RF-Enabled Cyber Physical Human Systems (CPHS)

CPS Award #2238653

As technology advances and an increasing number of devices enter our homes and workplace, humans have become an integral component of cyber-physical systems (CPS). One of the grand challenges of cyber-physical human systems (CPHS) is how to design autonomous systems where human-system collaboration is optimized through improved understanding of human behavior.  A new frontier within this landscape is afforded by the advent of low-cost, low-power millimeter (mm)-wave RF transceivers, which enables the exploitation of RF sensors almost anywhere as part of the Internet-of-Things (IoT), smart environments, personal devices, and even wearables.  RF sensors use range detection and ranging (radar) signal processing (RSP) techniques to provide a unique, information rich dataset of high-resolution measurements of distance, direction-of-arrival, and micro-Doppler (mD) signature (mDS) in a non-contact, non-intrusive fashion in most weather conditions and in the dark.  The mDS is a profile of the instantaneous radial velocity of the surface of the body as a function of time, which reveals unique patterns for different human motions and has biometric properties.  As a result, companies like Google, Amazon, Infineon, and Vayyar, among others, have begun to develop radar-based products – but these are only just beginning to scratch the surface of what can be made possible through the exploitation of RF sensors in CPHS.

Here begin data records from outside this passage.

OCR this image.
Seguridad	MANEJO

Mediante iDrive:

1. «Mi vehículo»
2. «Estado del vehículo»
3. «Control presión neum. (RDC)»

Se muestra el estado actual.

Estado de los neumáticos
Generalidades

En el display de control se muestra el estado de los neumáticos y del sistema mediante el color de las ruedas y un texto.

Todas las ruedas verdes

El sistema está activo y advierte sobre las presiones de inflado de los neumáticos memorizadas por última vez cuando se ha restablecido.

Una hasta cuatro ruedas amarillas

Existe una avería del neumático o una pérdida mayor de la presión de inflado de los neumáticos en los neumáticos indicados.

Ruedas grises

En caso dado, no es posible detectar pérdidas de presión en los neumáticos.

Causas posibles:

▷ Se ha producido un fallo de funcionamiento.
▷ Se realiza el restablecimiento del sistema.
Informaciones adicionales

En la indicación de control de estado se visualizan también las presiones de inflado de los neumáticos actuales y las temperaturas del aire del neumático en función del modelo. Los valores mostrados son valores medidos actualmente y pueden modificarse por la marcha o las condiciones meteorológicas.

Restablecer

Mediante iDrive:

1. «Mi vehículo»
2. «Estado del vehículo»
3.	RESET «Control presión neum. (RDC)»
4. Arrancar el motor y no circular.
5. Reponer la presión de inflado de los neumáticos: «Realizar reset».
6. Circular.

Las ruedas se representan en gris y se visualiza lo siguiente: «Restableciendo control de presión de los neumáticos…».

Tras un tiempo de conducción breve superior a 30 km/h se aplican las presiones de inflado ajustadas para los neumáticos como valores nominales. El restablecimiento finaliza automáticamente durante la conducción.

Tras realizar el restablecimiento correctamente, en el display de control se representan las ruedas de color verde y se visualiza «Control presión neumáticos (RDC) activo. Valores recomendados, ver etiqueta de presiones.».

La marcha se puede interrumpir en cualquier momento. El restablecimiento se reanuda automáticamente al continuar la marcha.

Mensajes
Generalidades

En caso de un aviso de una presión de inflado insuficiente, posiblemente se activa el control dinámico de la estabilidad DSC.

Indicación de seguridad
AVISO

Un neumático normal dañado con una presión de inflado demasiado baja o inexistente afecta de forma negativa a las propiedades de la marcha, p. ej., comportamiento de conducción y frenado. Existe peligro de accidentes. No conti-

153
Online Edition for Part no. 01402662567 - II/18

     My research aims to make possible new CPHS applications in service of society and a better quality-of-life by re-imagining the way RF sensors are designed and utilized in CPHS.  The utilization of RF sensors in CPHS is currently limited by the difficulty in acquiring large amounts of data to train deep models, the wide range and continuity of possible human movements, presence of other people and obstacles, and dynamic nature of the environment.  In the face of all these challenges, RF sensors currently do not alter any aspect of their interrogation of the scene – they continue transmitting the same signal at the same rate in the same direction and processing the incoming data without taking any advantage of prior knowledge or knowledge gained through other sensors.

My research tackles these challenges through three core ideas:

1. Physics-aware Machine Learning: We must take advantage of what we already know about the physics of RF backscatter and biomechanics of the human body to bridge the data gap and empower deep neural networks (DNNs) to better learn and recognize human motion. 

2. Spatio-temporal Kinematic Parsing: We should stop trying to force DNNs to categorize human movements into broad class labels that have limited utility because they are so generic and susceptible to misclassification when there are other people or obstacles present.  We need break down the motion recognition problem temporally, sequentially and functionally into more fundamental units that can enable better semantic understanding of motion, similar to the way language is broken down into words and sentences governed by grammar. 

3. Fully-Adaptive (Cognitive) Radar: We need to re-design RF sensors as fully-adaptive transceivers that integrate artificial intelligence (AI) and machine learning (ML) into its closed-loop decision making process – a process based not just on received RF signals, but on data from other sensors as well.